Nearly four months after the United States reported its first death from COVID-19, the nation faces a deepening health crisis as a wave of infections hits young Americans and experts issue new acute warnings.
The world’s largest economy is the country hardest hit by the pandemic, with a mounting death toll of over 121,000 dead.
Some officials — including the Texas governor — who loosened restrictions on business, dining, public gatherings and tourism, are now urging residents to again stay home.
Three northeastern states that made progress beating back the pandemic — New York, New Jersey and Connecticut — on Wednesday urged visitors arriving from US hotspots to quarantine themselves.
New York Governor Andrew Cuomo said the advisory applied to visitors from Alabama, Arkansas, Arizona, Florida, South Carolina, North Carolina, Washington, Utah and Texas.
Several states in the South and West including heavily populated Florida and Texas are suffering what White House advisor and top scientist Anthony Fauci described as “disturbing” new surges in infections.
Daily case averages are being pushed to record levels in the region, even as former epicenters like New York and Detroit have seen their figures drop.
Fauci warned that the next two weeks would be “critical” to addressing the surges.
Florida marked 5,508 new infections on Tuesday, bringing its total to more than 109,000 confirmed cases and 3,281 deaths.
Governor Ron DeSantis said the state was experiencing “a real explosion in new cases among our younger demographics,” and a spike in hospitalizations.
The average age of new cases in Florida Wednesday was just 33 years, his spokeswoman said.
DeSantis warned that bars and restaurants could lose their alcohol licenses if they do not follow social distancing guidelines.
He declined to order a state-wide mandatory masking policy as leaders in California and Washington state have done.
But that hasn’t stopped Miami from implementing its own mandatory mask rules.
In Texas, which was among the most aggressive states in reopening in early June after months of lockdown, new cases hit a daily high of 5,489 on Tuesday.
A concerned Governor Greg Abbott warned Texans of the virus’s “rampant” spread and said the “safest” place to be was in their homes, adding that those who needed to go out should wear masks.
“If those spikes continue, additional measures are going to be necessary,” he said.
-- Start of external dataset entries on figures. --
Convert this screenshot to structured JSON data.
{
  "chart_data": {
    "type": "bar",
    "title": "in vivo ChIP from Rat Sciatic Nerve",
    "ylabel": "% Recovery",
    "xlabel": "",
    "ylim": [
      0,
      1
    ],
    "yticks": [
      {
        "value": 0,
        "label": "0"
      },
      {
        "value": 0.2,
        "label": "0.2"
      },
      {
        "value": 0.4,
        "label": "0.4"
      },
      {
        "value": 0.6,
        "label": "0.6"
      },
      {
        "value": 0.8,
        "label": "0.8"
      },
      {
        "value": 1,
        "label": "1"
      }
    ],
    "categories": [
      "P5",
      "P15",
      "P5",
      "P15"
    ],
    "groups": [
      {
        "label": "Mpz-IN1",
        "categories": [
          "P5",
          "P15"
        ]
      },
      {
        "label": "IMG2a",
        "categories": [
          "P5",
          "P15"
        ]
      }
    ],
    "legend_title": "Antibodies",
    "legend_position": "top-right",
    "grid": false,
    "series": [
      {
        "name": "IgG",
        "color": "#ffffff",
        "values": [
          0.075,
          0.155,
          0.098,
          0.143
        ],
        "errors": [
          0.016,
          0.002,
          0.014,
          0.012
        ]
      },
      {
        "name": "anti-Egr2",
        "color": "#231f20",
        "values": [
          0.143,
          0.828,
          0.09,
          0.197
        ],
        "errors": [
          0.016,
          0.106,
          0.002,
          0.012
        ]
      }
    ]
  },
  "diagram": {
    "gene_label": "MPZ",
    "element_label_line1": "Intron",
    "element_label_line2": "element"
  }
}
Four surgical masks will be distributed to each Texan who takes a coronavirus test, Abbott said Wednesday.
Abbott is an ally of Donald Trump, but his warnings are at stark odds with the president, who proclaimed Tuesday that “we did a great job on CoronaVirus.”
Epidemiologist Rebecca Fisher said states like Texas should have maintained their mitigating efforts longer.
“It doesn’t look like we are coming close to the top of the peak,” Fisher told AFP. “And we’re definitely not coming down the other side of this yet.”
California, the nation’s most populous state, saw a daily record of 7,149 new cases Tuesday, to pass 190,000 total.
Governor Gavin Newsom warned that a widespread return to “old habits” is “increasing the spread of this virus,” but also pointed to record testing levels. He declined to reimpose restrictions.
“Many of us, understandably, developed a little cabin fever. Some, I would argue, have developed a little amnesia,” added Newsom.
The neighboring state of Arizona is seeing dangerous spikes.
Its confirmed COVID-19 cases have more than quadrupled since the stay-at-home order expired on May 15, and people getting infected are younger and younger.
Arizona’s reported seven-day rolling average of 39 new cases per 100,000 residents is a nationwide high.
That compares with 14 per 100,000 residents in Texas, 11 per 100,000 in California, and just three per 100,000 in New York state, according to the Washington Post.
But the dire figures did not stop Trump from hosting a rally Tuesday in Arizona’s largest city Phoenix, where most attendees did not wear masks or practice social distancing.